Please don't perpetuate stereotypes like this. This sentence has a clear discriminatory undertone implying that asians are less capable of creative/critical thinking.
You just said this in one of your comments : "Unless one is going to argue that there are no genetic differences between individuals in the brain, it seems unlikely to me that different races don't have different brains in some fashion."

Then I may ask, if you think different races have different brains , how can you argue against statements on traits by calling them stereotypes? I wasn't implying creativity, It was more general than that, and there's no better one than other.

Affirmative action is supposed to be for under represented groups not over represented. This is invalid.
On 2016 Abigail Fisher sued the university of texas for the same reason, the supreme court stood with the university.

Can anyone tell me why not here and what's the difference?

Well, to be clear, the Supreme Court has not ruled on this case yet. The Department of Justice is part of the executive branch, responsible for the enforcement of the law.

As for what the difference is, I'm no expert on law, and can't confidently provide an answer.

To me, the difference seems to be that while white students may be slightly discriminated against through affirmative action, asian students face much larger hurdles.

The Supreme Court rulings on affirmative action have not decided anything as clear cut as "affirmative action is completely allowed", nor "affirmative action is not allowed". From my understanding, explicit quotas are not allowed, but if a school can reasonably argue that their use of affirmative action serves its "education goal", then it's allowable.

thanks

It's pretty weird everything, on my country nothing outside "this is your score, this is your admission" would be allowed.

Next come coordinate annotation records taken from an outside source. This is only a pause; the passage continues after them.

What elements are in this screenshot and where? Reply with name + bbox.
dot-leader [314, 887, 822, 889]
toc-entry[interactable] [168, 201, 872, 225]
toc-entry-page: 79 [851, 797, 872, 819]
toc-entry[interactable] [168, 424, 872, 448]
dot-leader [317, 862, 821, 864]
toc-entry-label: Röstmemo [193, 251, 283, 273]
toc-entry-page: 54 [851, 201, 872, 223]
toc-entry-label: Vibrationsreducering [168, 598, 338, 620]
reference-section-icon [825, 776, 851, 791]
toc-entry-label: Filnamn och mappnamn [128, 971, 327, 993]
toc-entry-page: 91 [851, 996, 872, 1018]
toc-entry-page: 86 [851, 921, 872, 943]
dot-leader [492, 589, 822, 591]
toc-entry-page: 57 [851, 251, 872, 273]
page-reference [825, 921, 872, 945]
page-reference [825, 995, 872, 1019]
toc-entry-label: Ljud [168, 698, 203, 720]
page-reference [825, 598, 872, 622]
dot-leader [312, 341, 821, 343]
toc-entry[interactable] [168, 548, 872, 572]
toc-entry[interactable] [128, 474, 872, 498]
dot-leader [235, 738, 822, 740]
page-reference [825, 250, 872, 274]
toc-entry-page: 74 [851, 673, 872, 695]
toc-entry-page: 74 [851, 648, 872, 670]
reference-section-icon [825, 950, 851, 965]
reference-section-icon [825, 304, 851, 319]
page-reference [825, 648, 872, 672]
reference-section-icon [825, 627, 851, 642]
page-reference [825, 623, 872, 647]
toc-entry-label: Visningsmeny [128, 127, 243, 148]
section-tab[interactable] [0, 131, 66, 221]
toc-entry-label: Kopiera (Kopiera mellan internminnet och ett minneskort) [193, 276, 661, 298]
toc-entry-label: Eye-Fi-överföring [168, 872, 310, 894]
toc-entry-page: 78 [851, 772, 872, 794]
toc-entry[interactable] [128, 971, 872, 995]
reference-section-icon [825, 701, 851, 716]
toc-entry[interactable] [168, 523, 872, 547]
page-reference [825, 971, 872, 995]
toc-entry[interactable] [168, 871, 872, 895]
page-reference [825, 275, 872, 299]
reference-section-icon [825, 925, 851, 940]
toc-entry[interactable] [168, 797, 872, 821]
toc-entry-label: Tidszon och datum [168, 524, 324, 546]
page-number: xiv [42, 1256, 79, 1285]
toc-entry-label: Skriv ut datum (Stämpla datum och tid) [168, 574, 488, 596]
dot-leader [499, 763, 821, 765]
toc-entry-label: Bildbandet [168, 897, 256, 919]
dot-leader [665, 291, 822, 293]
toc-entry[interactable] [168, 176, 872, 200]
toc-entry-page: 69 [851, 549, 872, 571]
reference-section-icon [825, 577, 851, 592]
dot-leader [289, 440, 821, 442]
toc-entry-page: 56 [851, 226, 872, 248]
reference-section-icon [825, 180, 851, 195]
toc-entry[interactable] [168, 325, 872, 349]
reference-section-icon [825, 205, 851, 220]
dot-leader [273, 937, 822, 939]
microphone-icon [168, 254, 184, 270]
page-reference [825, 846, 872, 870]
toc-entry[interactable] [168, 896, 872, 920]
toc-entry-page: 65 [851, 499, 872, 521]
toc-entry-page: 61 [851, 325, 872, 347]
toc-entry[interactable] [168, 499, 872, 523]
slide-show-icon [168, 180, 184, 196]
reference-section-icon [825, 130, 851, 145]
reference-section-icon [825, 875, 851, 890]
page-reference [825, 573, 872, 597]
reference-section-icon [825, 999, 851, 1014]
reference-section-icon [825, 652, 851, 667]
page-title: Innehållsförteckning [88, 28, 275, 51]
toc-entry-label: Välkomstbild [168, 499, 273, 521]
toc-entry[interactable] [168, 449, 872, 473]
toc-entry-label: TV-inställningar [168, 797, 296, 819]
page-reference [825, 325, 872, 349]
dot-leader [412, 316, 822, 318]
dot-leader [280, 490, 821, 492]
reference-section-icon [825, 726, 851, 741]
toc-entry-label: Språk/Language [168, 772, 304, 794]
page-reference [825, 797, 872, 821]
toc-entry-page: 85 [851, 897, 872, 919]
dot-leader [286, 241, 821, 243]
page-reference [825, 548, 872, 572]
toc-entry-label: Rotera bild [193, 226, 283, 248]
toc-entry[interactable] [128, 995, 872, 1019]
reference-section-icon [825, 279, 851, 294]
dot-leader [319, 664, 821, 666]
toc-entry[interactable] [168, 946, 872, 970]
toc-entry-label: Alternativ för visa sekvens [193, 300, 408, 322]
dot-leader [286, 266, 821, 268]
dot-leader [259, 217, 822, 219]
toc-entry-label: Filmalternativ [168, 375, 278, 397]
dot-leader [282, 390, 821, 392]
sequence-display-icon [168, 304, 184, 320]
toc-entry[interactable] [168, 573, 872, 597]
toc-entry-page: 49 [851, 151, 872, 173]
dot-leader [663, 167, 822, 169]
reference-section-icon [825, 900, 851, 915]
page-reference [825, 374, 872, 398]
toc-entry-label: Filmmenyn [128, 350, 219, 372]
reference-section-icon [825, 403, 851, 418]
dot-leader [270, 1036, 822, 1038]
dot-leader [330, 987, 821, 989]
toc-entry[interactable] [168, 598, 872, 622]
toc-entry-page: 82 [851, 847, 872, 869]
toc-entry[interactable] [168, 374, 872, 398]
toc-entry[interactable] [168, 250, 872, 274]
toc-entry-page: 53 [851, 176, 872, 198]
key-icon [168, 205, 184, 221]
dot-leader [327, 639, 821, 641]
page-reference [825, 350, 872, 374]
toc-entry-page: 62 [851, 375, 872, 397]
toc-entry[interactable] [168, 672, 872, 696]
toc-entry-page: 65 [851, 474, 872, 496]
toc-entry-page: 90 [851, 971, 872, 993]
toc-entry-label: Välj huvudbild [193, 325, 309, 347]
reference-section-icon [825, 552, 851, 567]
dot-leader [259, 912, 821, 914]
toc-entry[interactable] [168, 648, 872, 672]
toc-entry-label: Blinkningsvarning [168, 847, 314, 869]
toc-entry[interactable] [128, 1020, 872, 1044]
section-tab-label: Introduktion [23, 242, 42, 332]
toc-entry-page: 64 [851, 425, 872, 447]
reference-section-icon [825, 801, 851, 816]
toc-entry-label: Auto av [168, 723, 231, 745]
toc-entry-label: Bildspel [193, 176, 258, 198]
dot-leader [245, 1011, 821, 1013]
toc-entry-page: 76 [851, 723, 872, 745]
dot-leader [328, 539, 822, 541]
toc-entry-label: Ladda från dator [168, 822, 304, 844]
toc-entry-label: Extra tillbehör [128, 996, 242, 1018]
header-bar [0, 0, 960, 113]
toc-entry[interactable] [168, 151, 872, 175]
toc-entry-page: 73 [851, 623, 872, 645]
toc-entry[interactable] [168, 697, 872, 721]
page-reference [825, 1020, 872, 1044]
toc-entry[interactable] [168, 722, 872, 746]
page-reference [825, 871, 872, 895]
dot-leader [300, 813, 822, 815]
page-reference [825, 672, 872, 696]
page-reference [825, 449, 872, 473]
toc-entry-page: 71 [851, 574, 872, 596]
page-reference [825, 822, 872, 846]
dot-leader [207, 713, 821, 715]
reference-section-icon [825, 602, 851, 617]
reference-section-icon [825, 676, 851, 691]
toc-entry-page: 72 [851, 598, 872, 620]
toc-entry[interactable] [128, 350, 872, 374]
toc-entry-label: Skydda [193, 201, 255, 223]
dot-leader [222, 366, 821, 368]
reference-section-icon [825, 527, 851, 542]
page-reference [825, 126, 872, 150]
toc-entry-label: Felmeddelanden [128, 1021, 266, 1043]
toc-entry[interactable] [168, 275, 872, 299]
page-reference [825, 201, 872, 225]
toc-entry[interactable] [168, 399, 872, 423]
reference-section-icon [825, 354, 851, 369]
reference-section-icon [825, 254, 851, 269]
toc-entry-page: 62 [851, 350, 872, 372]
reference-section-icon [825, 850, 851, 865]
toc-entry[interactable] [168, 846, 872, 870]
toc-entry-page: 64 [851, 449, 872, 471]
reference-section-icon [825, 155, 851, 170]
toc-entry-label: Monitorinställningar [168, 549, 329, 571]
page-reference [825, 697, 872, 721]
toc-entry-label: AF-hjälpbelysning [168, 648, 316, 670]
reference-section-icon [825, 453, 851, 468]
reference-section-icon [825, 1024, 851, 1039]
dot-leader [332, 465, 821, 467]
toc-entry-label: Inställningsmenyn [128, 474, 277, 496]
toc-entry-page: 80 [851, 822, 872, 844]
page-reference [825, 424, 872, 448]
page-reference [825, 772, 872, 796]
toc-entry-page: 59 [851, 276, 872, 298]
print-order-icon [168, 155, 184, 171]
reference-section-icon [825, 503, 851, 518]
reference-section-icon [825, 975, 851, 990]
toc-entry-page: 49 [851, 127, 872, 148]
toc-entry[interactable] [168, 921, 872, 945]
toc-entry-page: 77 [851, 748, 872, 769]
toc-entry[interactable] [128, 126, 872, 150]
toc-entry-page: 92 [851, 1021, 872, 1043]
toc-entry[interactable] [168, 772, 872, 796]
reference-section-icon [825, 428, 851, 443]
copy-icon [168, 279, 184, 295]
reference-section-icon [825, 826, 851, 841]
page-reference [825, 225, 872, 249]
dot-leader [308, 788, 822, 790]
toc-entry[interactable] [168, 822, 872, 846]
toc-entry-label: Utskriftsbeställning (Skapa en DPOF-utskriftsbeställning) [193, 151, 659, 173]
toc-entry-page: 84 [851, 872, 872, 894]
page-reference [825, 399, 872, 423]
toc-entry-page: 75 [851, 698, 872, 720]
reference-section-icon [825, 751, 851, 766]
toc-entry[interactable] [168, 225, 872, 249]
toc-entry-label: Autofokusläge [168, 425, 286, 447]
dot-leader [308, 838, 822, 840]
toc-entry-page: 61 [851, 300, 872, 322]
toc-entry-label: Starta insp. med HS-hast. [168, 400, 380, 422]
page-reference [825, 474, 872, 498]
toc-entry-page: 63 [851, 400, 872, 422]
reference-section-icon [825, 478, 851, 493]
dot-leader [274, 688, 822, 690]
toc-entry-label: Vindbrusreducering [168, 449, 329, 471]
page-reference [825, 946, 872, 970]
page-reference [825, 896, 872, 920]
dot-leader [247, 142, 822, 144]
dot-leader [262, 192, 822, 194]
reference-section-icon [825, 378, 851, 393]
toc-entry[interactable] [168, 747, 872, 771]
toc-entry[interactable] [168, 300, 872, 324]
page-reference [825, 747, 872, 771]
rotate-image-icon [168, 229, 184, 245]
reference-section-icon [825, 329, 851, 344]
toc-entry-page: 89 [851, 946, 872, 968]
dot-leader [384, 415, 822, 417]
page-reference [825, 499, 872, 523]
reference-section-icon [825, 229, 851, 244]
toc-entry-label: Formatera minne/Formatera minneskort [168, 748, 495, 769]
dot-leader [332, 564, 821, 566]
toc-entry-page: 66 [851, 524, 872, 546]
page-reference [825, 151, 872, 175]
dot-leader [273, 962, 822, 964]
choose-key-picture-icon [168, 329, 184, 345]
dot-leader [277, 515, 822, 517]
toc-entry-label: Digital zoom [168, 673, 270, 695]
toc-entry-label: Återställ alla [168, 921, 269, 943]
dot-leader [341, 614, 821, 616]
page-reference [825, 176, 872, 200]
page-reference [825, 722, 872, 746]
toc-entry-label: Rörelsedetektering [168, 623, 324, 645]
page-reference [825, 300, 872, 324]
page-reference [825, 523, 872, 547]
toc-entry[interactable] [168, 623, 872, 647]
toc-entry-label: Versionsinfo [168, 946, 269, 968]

Can someone point out the material difference(s) between the Asian quotas, which Harvard is stridently defending, and the Jewish quotas which were repealed and roundly reviled?
At what point will any of the self-professed "friends of science" -- the majority of HN posters for that matter -- sack up and allow themselves to even entertain the possibility that, in modeling disparate outcomes between ethnic groups, that the genetic term is almost certainly non-zero?

The trends in genomics, specifically ever more powerful GWAS studies on complex phenotypes (e.g. height, academic achievement and yes cognitive ability) are not breaking in favor of this blank slate world view.

http://infoproc.blogspot.com/2018/07/game-over-genomic-predi...

Can someone point out the material difference(s) between the Asian quotas, which Harvard is stridently defending, and the Jewish quotas which were repealed and roundly reviled?